Se pose du coup le problème de l'accès. Les élus sont confrontées à une multiplication d'offres de mobilités, de la préconisation d'itinéraires façon GPS, au co-voiturage. «Sans accès facile aux données détenues par ces nouveaux acteurs, les collectivités n'ont pas les moyens de comprendre le fonctionnement et l'impact des nouveaux services, commente Olivier Vacheret, et ne sont pas en mesure de produire à leur intention des prescriptions conformes à leurs propres objectifs. »

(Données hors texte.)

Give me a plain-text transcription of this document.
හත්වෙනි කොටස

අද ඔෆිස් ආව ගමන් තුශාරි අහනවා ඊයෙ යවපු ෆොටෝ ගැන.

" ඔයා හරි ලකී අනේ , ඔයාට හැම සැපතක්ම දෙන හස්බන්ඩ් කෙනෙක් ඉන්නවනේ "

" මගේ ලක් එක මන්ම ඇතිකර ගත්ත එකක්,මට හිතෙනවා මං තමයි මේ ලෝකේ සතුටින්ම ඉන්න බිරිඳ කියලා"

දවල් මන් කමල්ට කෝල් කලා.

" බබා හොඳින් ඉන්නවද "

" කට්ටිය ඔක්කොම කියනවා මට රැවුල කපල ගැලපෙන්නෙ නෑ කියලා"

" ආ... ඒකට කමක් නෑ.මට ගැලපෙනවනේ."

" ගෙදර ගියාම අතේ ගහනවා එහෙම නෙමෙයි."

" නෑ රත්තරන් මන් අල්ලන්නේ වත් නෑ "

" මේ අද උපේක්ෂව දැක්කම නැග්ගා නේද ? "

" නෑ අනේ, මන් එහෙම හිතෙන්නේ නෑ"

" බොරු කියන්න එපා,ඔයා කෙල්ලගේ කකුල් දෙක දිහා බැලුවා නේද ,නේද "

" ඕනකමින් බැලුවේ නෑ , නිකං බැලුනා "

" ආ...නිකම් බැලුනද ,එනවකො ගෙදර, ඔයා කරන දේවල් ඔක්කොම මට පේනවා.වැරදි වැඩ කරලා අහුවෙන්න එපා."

S'agit-il de préserver de la circulation intense une zone pavillonnaire, un périmètre d'école, un quartier décrété « zone de déplacements doux » ? Les élus n'ont aujourd'hui en leur possession ni l'information, ni les outils juridiques qui leur permettraient d'indiquer à Waze ou à d'autres applications d'optimisation d'itinéraire des principes de guidage respectueux de leur politiques publiques d’aménagement. Pour donner la priorité à une route moins rapide, par exemple, dès l'instant où celle-ci évite un quartier à préserver.


Inciter ou contraindre


C'est pourquoi l’enjeu des mois prochains mois pour les organisateurs de transport en Île de France est d’être présent dans le débat sur la loi d’orientation des mobilités qui sera présentée au premier semestre 2018. «Il faut aboutir à une définition claire de ce qu'est une donnée d'intérêt général, estime Jean-Louis Missika , et aller un peu plus loin que la loi sur le numérique qui stipule que la donnée d'intérêt général n'acquiert cette qualité que si elle détenue par un acteur privé en contrat avec un acteur public. »
Reste à savoir si, en l'absence d'incitation, voire de contrainte, les acteurs privés sont disposés à ouvrir des bases de données qui se conçoivent pour eux comme des actifs monnayables. Ceux qui l'on fait spontanément y ont un intérêt. Pour se faire pardonner d'envoyer parfois des automobilistes traverser des « zones 30kmh », Waze propose aux collectivités de partager ses informations à travers le dispositif « connected Citizens ». Attaqué sur tous les flancs, Uber poursuit ses efforts pour améliorer son image et a lancé en début d'année Uber Movement , une base de données ouvertes sur le trafic automobile des villes où l'entreprise est présente, opérationnelle depuis moins d'un mois à Paris, première ville européenne à bénéficier de cette ouverture. Les nouveaux opérateurs de vélos géolocalisés en libre service que l'utilisateur n'a pas besoin de rattacher à une borne en libre service -GoBee bike, oBike, Indigo Weel, Ofo, ...- commencent eux aussi à identifier un problème d'acceptabilité. Les maires tolèrent de plus en plus difficilement leur jouissance de l'espace public sans contrepartie et les vélos abandonnés sans grande précaution sur la voie publique aux quatre coins de la ville. Pony bike, une start-up de vélos partagés en libre service, présent seulement pour l'instant à Angers, propose en accès libre pour la ville ses données en temps réel sur le nombre de vélos et les trajets des utilisateurs. «Mais ces volontaires ne sont pas majoritaires, et ils ne diffusent que ce qui leur convient » note Olivier Vacheret.
Vis à vis des autres, il s'agit pour les élus de peser afin que la future loi intègre de l'incitation, voire de la contrainte pour transformer de la donnée aujourd'hui privée en un bien public. Une difficulté à résoudre réside dans la définition du périmètre des informations qui intéressent la mobilité. Faut-il par exemple y inclure les applications de course à pied, comme Runtastic ou Runkeeper qui elles-aussi accumulent de précieuses informations sur les habitudes de déplacement de leurs joggeurs, marcheurs et cyclistes membres. Faute d'obtenir une bonne loi en la matière, les autorités de transport courent le risque de tomber dans un rapport gravement déséquilibré avec les acteurs du privé en pleine ruée sur l'information.